Uno de los afectados, quien solicitó mantener su identidad bajo reserva por motivos de seguridad, relató que él mismo fue obligado a abandonar Churumuco después de negarse a pagar una extorsión. Según su testimonio, recibió amenazas de muerte y tuvo que huir para salvar la vida, dejando atrás su patrimonio y su comunidad.
"Yo fui extorsionado, no pagué y tuve que salirme del municipio porque me corrieron. Me amenazaron con matarme; afortunadamente pude salir ileso, pero hay cientos, miles de víctimas que no corrieron con la misma suerte", declaró.
El entrevistado sostiene que su caso no es aislado y asegura que entre dos mil y dos mil 500 personas han resultado afectadas por desplazamiento forzado y otros delitos en Churumuco. Aunque esa cifra no ha sido confirmada oficialmente por las autoridades, afirmó que numerosas familias permanecen fuera del municipio tras abandonar sus hogares por temor a represalias.
Las denuncias van más allá de la extorsión. El afectado asegura que muchas de las viviendas abandonadas por quienes huyeron hoy se encuentran ocupadas por terceros, lo que, a su juicio, representa un despojo del patrimonio de decenas de familias que no han podido regresar.
Además, describió un clima de miedo permanente entre los habitantes que aún permanecen en Churumuco. Según su versión, la población vive bajo amenazas constantes y, en diversas ocasiones, civiles habrían sido obligados a participar en bloqueos carreteros para obstaculizar operativos de las fuerzas de seguridad.
"Yo también fui obligado a salir a tapar carreteras; no era voluntariamente.

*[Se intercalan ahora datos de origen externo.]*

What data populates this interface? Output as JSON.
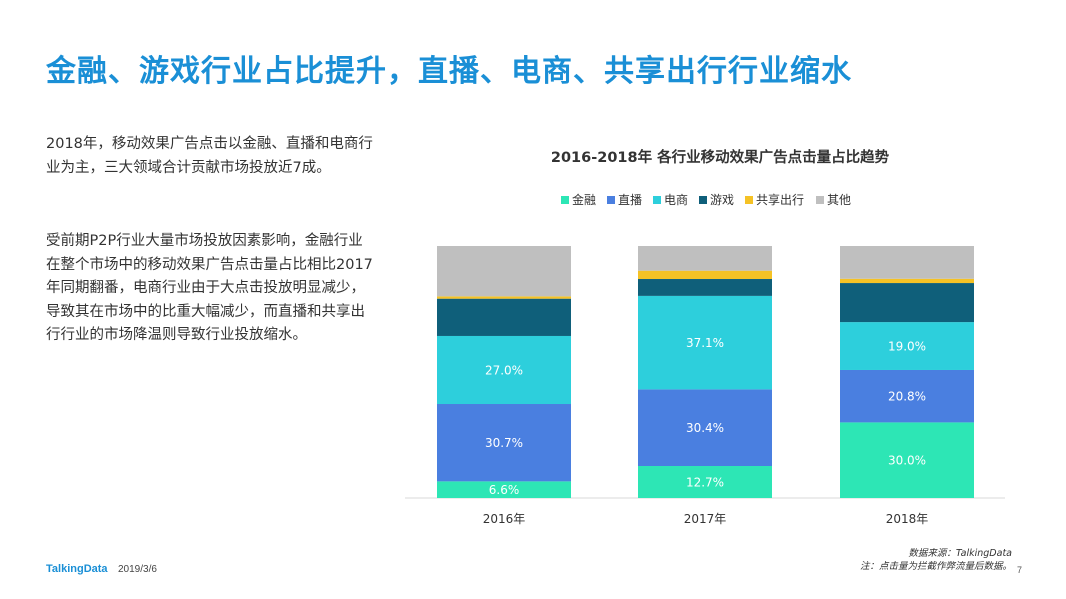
{
  "page": {
    "title": "金融、游戏行业占比提升，直播、电商、共享出行行业缩水",
    "paragraph1": "2018年，移动效果广告点击以金融、直播和电商行业为主，三大领域合计贡献市场投放近7成。",
    "paragraph2": "受前期P2P行业大量市场投放因素影响，金融行业在整个市场中的移动效果广告点击量占比相比2017年同期翻番，电商行业由于大点击投放明显减少，导致其在市场中的比重大幅减少，而直播和共享出行行业的市场降温则导致行业投放缩水。",
    "logo": "TalkingData",
    "date": "2019/3/6",
    "source_line1": "数据来源：TalkingData",
    "source_line2": "注：点击量为拦截作弊流量后数据。",
    "page_number": "7"
  },
  "chart_data": {
    "type": "bar",
    "stacked": true,
    "percent_stacked": true,
    "title": "2016-2018年 各行业移动效果广告点击量占比趋势",
    "xlabel": "",
    "ylabel": "",
    "categories": [
      "2016年",
      "2017年",
      "2018年"
    ],
    "ylim": [
      0,
      100
    ],
    "grid": false,
    "legend_position": "top",
    "series": [
      {
        "name": "金融",
        "color": "#2de6b5",
        "values": [
          6.6,
          12.7,
          30.0
        ],
        "labels": [
          "6.6%",
          "12.7%",
          "30.0%"
        ]
      },
      {
        "name": "直播",
        "color": "#4a7fe0",
        "values": [
          30.7,
          30.4,
          20.8
        ],
        "labels": [
          "30.7%",
          "30.4%",
          "20.8%"
        ]
      },
      {
        "name": "电商",
        "color": "#2dcfdc",
        "values": [
          27.0,
          37.1,
          19.0
        ],
        "labels": [
          "27.0%",
          "37.1%",
          "19.0%"
        ]
      },
      {
        "name": "游戏",
        "color": "#0f5f7a",
        "values": [
          14.8,
          6.7,
          15.5
        ],
        "labels": [
          "",
          "",
          ""
        ]
      },
      {
        "name": "共享出行",
        "color": "#f5c225",
        "values": [
          0.9,
          3.3,
          1.7
        ],
        "labels": [
          "",
          "",
          ""
        ]
      },
      {
        "name": "其他",
        "color": "#bfbfbf",
        "values": [
          20.0,
          9.8,
          13.0
        ],
        "labels": [
          "",
          "",
          ""
        ]
      }
    ]
  }
}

Después fui extorsionado y cuando no pagué fue cuando me corrieron. Sí obligan a la gente", aseguró.
El testimonio coincide con versiones que han circulado tras diversos operativos federales realizados en la región, en los que bloqueos carreteros complicaron el avance de las fuerzas de seguridad. Sin embargo, el entrevistado sostiene que muchas de esas acciones no respondían a decisiones espontáneas de la población, sino al temor de sufrir represalias.

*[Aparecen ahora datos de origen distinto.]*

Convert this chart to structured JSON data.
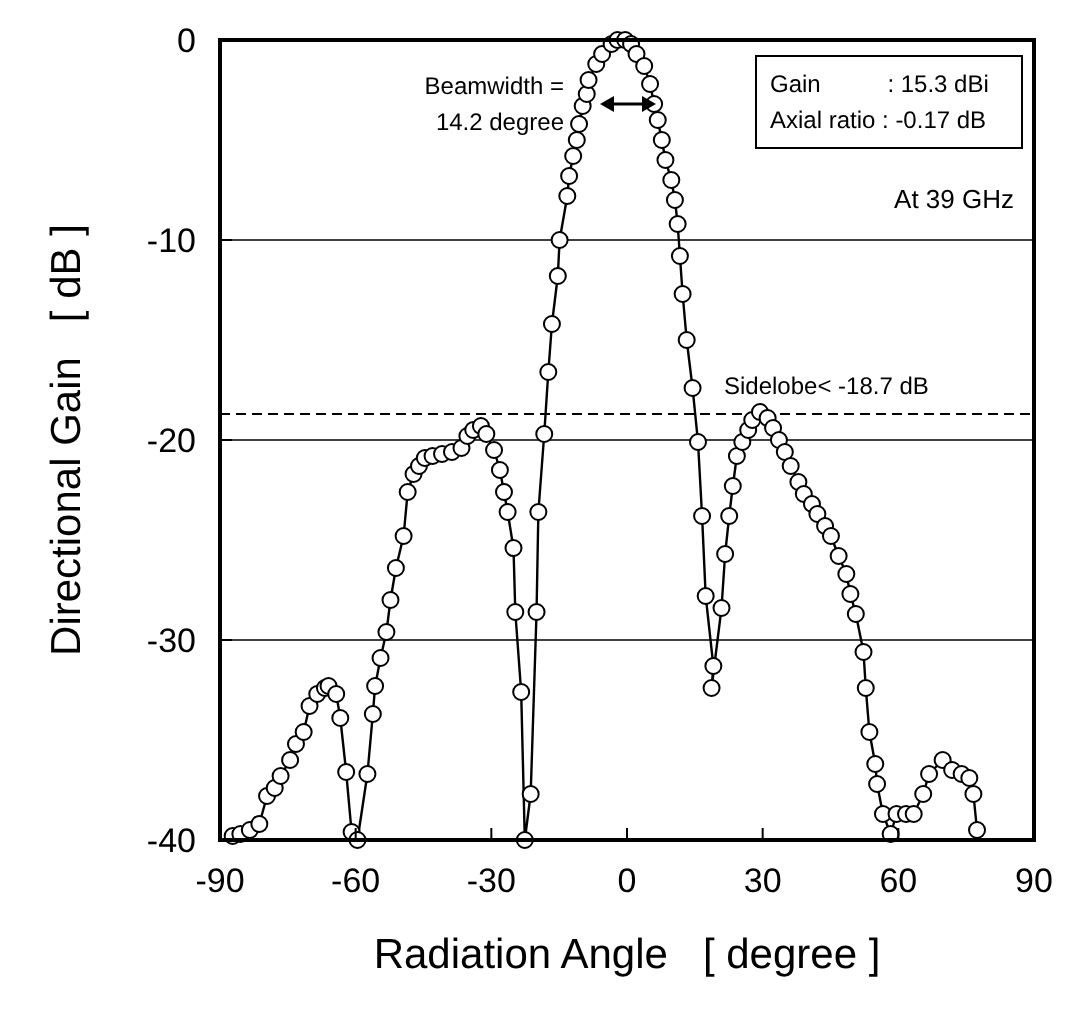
{
  "chart_data": {
    "type": "line",
    "xlabel": "Radiation Angle   [ degree ]",
    "ylabel": "Directional Gain   [ dB ]",
    "x": [
      -87.2,
      -85.5,
      -83.4,
      -81.3,
      -79.6,
      -77.9,
      -76.6,
      -74.5,
      -73.2,
      -71.5,
      -70.2,
      -68.5,
      -66.8,
      -66,
      -64.3,
      -63.4,
      -62.1,
      -60.9,
      -59.6,
      -57.4,
      -56.2,
      -55.7,
      -54.5,
      -53.2,
      -52.3,
      -51.1,
      -49.4,
      -48.5,
      -47.2,
      -46,
      -44.7,
      -43,
      -40.9,
      -38.7,
      -36.6,
      -35.3,
      -34,
      -32.3,
      -31.1,
      -29.4,
      -28.1,
      -27.2,
      -26.4,
      -25.1,
      -24.7,
      -23.4,
      -22.6,
      -21.3,
      -20,
      -19.6,
      -18.3,
      -17.4,
      -16.6,
      -15.3,
      -14.9,
      -13.2,
      -12.8,
      -11.9,
      -11.1,
      -10.6,
      -9.8,
      -8.9,
      -8.5,
      -6.8,
      -5.5,
      -3.4,
      -2.1,
      -0.4,
      0.9,
      2.1,
      3.8,
      5.1,
      6,
      6.8,
      7.7,
      8.5,
      9.8,
      10.6,
      11.2,
      11.7,
      12.3,
      13.2,
      14.5,
      15.7,
      16.6,
      17.4,
      19.1,
      18.7,
      20.9,
      21.7,
      22.6,
      23.4,
      24.3,
      25.5,
      26.8,
      27.7,
      29.4,
      31.1,
      32.3,
      33.6,
      34.9,
      36.2,
      37.9,
      39.1,
      40.9,
      42.1,
      43.8,
      45.1,
      46.8,
      48.5,
      49.4,
      50.6,
      52.3,
      52.8,
      53.6,
      54.9,
      55.3,
      56.6,
      58.3,
      59.6,
      61.7,
      63.4,
      65.5,
      66.8,
      69.8,
      71.9,
      74,
      75.7,
      76.6,
      77.4
    ],
    "series": [
      {
        "color": "#000000",
        "values": [
          -39.8,
          -39.7,
          -39.5,
          -39.2,
          -37.8,
          -37.4,
          -36.8,
          -36,
          -35.2,
          -34.6,
          -33.3,
          -32.7,
          -32.4,
          -32.3,
          -32.7,
          -33.9,
          -36.6,
          -39.6,
          -40,
          -36.7,
          -33.7,
          -32.3,
          -30.9,
          -29.6,
          -28,
          -26.4,
          -24.8,
          -22.6,
          -21.7,
          -21.3,
          -20.9,
          -20.8,
          -20.7,
          -20.6,
          -20.4,
          -19.8,
          -19.5,
          -19.3,
          -19.7,
          -20.5,
          -21.5,
          -22.6,
          -23.6,
          -25.4,
          -28.6,
          -32.6,
          -40,
          -37.7,
          -28.6,
          -23.6,
          -19.7,
          -16.6,
          -14.2,
          -11.8,
          -10,
          -7.8,
          -6.8,
          -5.8,
          -5,
          -4.2,
          -3.3,
          -2.7,
          -2,
          -1.2,
          -0.7,
          -0.2,
          0,
          0,
          -0.2,
          -0.7,
          -1.3,
          -2.2,
          -3.2,
          -4,
          -5,
          -6,
          -7,
          -8,
          -9.2,
          -10.8,
          -12.7,
          -15,
          -17.4,
          -20.1,
          -23.8,
          -27.8,
          -31.3,
          -32.4,
          -28.4,
          -25.7,
          -23.8,
          -22.3,
          -20.8,
          -20.1,
          -19.5,
          -19,
          -18.6,
          -18.9,
          -19.4,
          -20,
          -20.6,
          -21.3,
          -22.1,
          -22.7,
          -23.2,
          -23.7,
          -24.3,
          -24.8,
          -25.8,
          -26.7,
          -27.7,
          -28.7,
          -30.6,
          -32.4,
          -34.6,
          -36.2,
          -37.2,
          -38.7,
          -39.7,
          -38.7,
          -38.7,
          -38.7,
          -37.7,
          -36.7,
          -36,
          -36.5,
          -36.7,
          -36.9,
          -37.7,
          -39.5
        ]
      }
    ],
    "xlim": [
      -90,
      90
    ],
    "xticks": [
      -90,
      -60,
      -30,
      0,
      30,
      60,
      90
    ],
    "ylim": [
      -40,
      0
    ],
    "yticks": [
      -40,
      -30,
      -20,
      -10,
      0
    ],
    "grid": "y",
    "marker": "circle",
    "line_style": "solid",
    "ref_lines": [
      {
        "axis": "y",
        "value": -18.7,
        "label": "Sidelobe< -18.7 dB",
        "line_style": "dashed"
      }
    ],
    "annotations": [
      "Beamwidth =\n14.2 degree",
      "Gain          : 15.3 dBi\nAxial ratio : -0.17 dB",
      "At 39 GHz"
    ]
  }
}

El denunciante también pidió que las autoridades federales y estatales investiguen los presuntos vínculos familiares entre el señalado líder criminal Gabino Barrera y la presidenta municipal de Churumuco, María Judit Chino Camacho. Afirmó que, debido a esa relación, existe entre los habitantes la percepción de que no se ha actuado con firmeza contra quienes, según él, han sembrado el miedo en el municipio.
Hasta el momento, no existe una resolución judicial pública que acredite responsabilidad penal de la alcaldesa por esos señalamientos. No obstante, el entrevistado solicitó que las instancias competentes realicen las investigaciones correspondientes para esclarecer cualquier posible responsabilidad.
El mensaje más contundente llegó al referirse al futuro inmediato. Aseguró que las familias desplazadas aún esperan que el Estado garantice condiciones para regresar de manera segura, pero advirtió que la paciencia comienza a agotarse.
"Pedimos urgentemente que las autoridades hagan justicia en Churumuco. Si no hacen nada, nos organizaremos como pueblo, como personas corridas, para formar un grupo de autodefensa y regresar a recuperar nuestro patrimonio. Ya basta de tanta injusticia, de tanta impunidad y de tanta corrupción", expresó.
El entrevistado insistió en que la intención no es confrontar a las autoridades, sino recuperar las viviendas y bienes que, asegura, les fueron arrebatados mediante la violencia. Sin embargo, afirmó que la falta de resultados ha llevado a muchos desplazados a considerar otras alternativas.
"No nos queda otra opción porque parece que las autoridades protegieran más a los criminales que a la gente de bien. Se está analizando esa posibilidad si no nos ayudan a recuperar nuestro patrimonio", dijo.
Mientras tanto, las familias desplazadas mantienen su exigencia de justicia, el esclarecimiento de los delitos denunciados y el restablecimiento de condiciones que les permitan regresar a un municipio donde, aseguran, hoy prevalecen el miedo, la extorsión, el desplazamiento y el silencio.